Esperando por Martín, Mariana (Pilar López de Ayala). Ela gosta de manequins de vitrines e de Onde está Wally?. Sofre de claustrofobia e outras doenças do espírito. Curioso como mulheres bonitas, elegantes e argentinas  podem comprometer uma história sobre derrota e redenção. Não só Mariana, também a deslumbrada que fala francês no encontro com Martín. Ele, um fraco, ruim de jogo, servil; suas parceiras, deliciosas e vertiginosas. Ainda que Mariana queira se jogar do precipício e beber água sanitária (na verdade, ela namora um manequim Bob), aquelas tias fofoqueiras diriam que “carrega muita areia para o caminhãozinho” de Martín.

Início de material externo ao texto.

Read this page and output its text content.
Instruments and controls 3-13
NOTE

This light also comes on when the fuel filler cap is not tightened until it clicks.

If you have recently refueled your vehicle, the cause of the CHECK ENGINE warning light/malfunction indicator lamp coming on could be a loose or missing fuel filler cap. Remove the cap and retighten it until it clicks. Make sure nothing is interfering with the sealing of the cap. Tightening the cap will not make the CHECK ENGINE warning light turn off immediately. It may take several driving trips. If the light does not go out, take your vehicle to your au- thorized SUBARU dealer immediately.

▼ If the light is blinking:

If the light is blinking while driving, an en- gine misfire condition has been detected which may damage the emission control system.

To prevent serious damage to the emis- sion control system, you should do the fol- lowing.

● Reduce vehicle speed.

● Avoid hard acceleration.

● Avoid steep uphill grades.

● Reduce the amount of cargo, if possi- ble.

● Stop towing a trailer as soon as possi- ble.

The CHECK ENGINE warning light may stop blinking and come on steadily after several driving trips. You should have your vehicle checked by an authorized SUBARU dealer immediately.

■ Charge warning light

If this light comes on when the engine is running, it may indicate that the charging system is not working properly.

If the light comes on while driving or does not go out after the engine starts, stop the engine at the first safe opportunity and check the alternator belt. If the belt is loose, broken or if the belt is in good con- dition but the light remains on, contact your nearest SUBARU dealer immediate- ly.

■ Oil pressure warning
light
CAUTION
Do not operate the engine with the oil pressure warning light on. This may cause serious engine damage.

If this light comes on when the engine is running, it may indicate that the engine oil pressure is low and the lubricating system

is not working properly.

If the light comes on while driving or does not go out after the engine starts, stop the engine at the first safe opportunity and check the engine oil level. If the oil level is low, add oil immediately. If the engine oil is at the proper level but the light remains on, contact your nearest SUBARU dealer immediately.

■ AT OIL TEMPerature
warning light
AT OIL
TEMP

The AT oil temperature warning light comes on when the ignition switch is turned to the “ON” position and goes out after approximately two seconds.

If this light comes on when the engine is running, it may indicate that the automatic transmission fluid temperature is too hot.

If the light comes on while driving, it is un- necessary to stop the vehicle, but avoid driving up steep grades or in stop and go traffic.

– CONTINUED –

Talvez, em um show de tango, conhecesse o tradicional macho portenho da velha guarda, que lhe ensinaria todas as delícias do amor dominador e sexualmente incorreto.

Um terceiro elemento feminino, a passeadora de cães, vira rascunho de Mariana. Personagens se repetem, a resposta de Martín é que oscila. Com a mulher dos cachorros, seu desinteresse é pleno. A passeadora age como tia: “Você é gay?”, antes de ser possuída pelo ser amorfo, louco pra jogar Playstation. Nessa hora, em algum cinema da Tijuca ou do Shopping Aricanduva, a cafajestagem brasileira acende a luz vermelha: o problema de Martín reside na falta de pegada. Sua existência é do gênero passiva, não sobreviveria a nenhum terremoto, mesmo que melhorassem a arquitetura nos monoambientes, ou estancassem a desvalorização do peso. Mas o negócio é fingir que Martín é a tampa da panela de Mariana e pronto. Medianeras sobrevive dessa crença, desse dogma. Que existe felicidade e química entre castrados e frígidas. Talvez exista, quem somos nós para julgar? Amor em cada esquina, cada um na sua. Basta procurar pela Internet.